How to build businesses for profits and social impact
Summary
Rudra Chatterjee of Obeetee Carpets and Luxmi Tea on building businesses with impact, profits and imaginationIn The Diary of a CEO, Steven Bartlett writes that the first law of business and life is “filling five buckets"—knowledge, skill, network, resources and reputation. For Rudra Chatterjee, each bucket is full to the brim. The 47-year-old chairperson of Obeetee Carpets and managing director of Luxmi Tea holds an MBA from Columbia Business School and a Masters in design history from Oxford University; his network comprises advisors and friends like Nobel laureate Abhijit Banerjee and current Bangladesh PM Mohammed Yunus; and both his companies have received numerous awards.
Growing up, Chatterjee studied at St. Xavier’s school in Kolkata and spent his vacations at the Shyamaguri tea estate with his grandfather, Paresh Chandra Chatterjee, a freedom fighter who started the tea business in 1912. His early memories are of spending time in homes of tea workers sipping black tea brewed with a pinch of salt and served with puffed rice. It forged a sense of community—that he calls emotion—to run a business.
Also read: The diplomats who built India's foreign policy
What do you enjoy most about your work?
I have an interest in everybody's business, not just my family’s. I love all facets of running a firm, from finance to marketing and operations. I applied for an internship at the management consulting firm Booz Allen Hamilton after Columbia Business School, and it taught me to open the hood and look at businesses. I enjoy looking at the numbers all the time and like to be multi-dimensional. The end game is to build businesses with impact, profits and imagination.

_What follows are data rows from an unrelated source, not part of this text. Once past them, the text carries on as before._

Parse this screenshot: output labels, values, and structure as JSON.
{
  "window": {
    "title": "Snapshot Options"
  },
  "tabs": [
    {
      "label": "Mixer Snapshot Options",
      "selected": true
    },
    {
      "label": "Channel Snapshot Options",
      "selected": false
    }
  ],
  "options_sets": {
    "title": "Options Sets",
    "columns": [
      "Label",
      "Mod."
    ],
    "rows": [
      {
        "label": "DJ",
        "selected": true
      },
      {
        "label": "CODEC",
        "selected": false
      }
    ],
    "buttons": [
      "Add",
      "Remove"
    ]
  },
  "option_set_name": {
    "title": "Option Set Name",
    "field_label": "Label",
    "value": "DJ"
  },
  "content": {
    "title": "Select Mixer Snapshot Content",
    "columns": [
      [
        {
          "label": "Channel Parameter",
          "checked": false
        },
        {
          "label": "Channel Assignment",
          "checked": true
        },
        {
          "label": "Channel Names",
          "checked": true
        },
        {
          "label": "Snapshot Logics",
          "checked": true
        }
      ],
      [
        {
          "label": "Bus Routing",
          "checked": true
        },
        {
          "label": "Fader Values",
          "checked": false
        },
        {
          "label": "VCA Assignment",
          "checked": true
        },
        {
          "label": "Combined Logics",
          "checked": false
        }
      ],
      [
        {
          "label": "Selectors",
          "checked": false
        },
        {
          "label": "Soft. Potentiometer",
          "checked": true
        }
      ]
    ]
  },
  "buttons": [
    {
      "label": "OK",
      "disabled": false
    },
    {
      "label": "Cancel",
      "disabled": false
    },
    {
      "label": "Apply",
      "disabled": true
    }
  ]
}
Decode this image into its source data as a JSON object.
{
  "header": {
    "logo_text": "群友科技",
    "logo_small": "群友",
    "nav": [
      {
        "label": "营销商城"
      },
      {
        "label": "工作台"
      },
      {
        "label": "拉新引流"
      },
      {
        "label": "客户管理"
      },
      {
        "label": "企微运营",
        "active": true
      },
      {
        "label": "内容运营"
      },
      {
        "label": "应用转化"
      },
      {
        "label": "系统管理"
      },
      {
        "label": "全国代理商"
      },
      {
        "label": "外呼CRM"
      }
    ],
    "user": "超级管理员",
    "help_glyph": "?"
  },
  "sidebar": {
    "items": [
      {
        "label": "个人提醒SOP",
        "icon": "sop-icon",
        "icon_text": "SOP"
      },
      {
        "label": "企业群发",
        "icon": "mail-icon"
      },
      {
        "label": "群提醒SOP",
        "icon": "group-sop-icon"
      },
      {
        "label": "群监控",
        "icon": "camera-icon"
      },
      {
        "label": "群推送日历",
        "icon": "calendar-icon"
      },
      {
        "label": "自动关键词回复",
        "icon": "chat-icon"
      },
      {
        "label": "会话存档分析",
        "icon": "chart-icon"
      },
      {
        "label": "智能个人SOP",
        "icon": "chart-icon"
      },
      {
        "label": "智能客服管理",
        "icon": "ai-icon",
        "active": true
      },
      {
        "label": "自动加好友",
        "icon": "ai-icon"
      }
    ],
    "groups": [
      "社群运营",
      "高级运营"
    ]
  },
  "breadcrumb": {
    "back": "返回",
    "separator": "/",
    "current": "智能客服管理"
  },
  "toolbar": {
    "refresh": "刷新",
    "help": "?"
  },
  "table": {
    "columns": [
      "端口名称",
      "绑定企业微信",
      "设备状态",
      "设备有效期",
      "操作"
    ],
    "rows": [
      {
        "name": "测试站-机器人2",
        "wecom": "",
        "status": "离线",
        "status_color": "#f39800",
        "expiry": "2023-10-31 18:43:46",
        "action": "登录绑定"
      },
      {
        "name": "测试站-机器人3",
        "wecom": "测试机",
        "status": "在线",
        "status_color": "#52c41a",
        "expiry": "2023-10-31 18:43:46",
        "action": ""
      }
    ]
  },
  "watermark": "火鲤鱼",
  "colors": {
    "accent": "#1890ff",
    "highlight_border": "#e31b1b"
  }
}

Who do you consider your mentor?
When I was at Columbia Business School, I met someone who had a lasting influence: Nobel laureate Muhammad Yunus, who started a global microfinance movement to eradicate poverty. While chatting with him, I felt it was a much better model, especially for us because we employ weavers and tea workers. To learn more, I started hounding him for an internship. Although he told me he didn’t have an internship system, I managed to convince him. Eventually, I interned with his venture Grameen Bank that gives small loans without any collateral. That experience strengthened my conviction that our tea and carpet businesses can also be social businesses, along with being profit-making. I was determined to find ways to empower workers. Taj Chia Kutir Resort & Spa opened at our Maikaibari tea estate in Darjeeling in 2020. It boosted tourism and local economy. And I saw this as an opportunity to build rooms in the homes of the tea estate workers that they could rent to tourists who couldn’t afford to stay at the Taj. Similarly, the workers are encouraged to grow ashwagandha, turmeric and tulsi which we buy for our flavoured teas. I've recently invited Bill and Melinda Gates Foundation to work with Luxmi Tea to see how we can supplement incomes of our tea workers.
How do you unwind?
I discovered a love for trekking on a college expedition to Machu Picchu. A decade or so later, I planned one of my first treks in India, the Sandakphu route that needed a pit-stop in Darjeeling. The family knew Rajah Banerjee who owned Makaibari in Darjeeling and I stayed with them. We were enjoying an evening together when Rajah asked if I’d be interested in running his estate, and that's how I acquired Makaibari in December 2013. Somehow, work intersects with my love for trekking. I made a trekking expedition to Tanzania’s Kilimanjaro in 2014, and that’s where I started looking at African tea estates. I’m also interested in craft, which set me off on another academic pursuit. In 2023, I got a Master’s Degree in History of Design from the Oxford University.
Monday Motivation is a series in which business leaders discuss their mentors and their work ethics.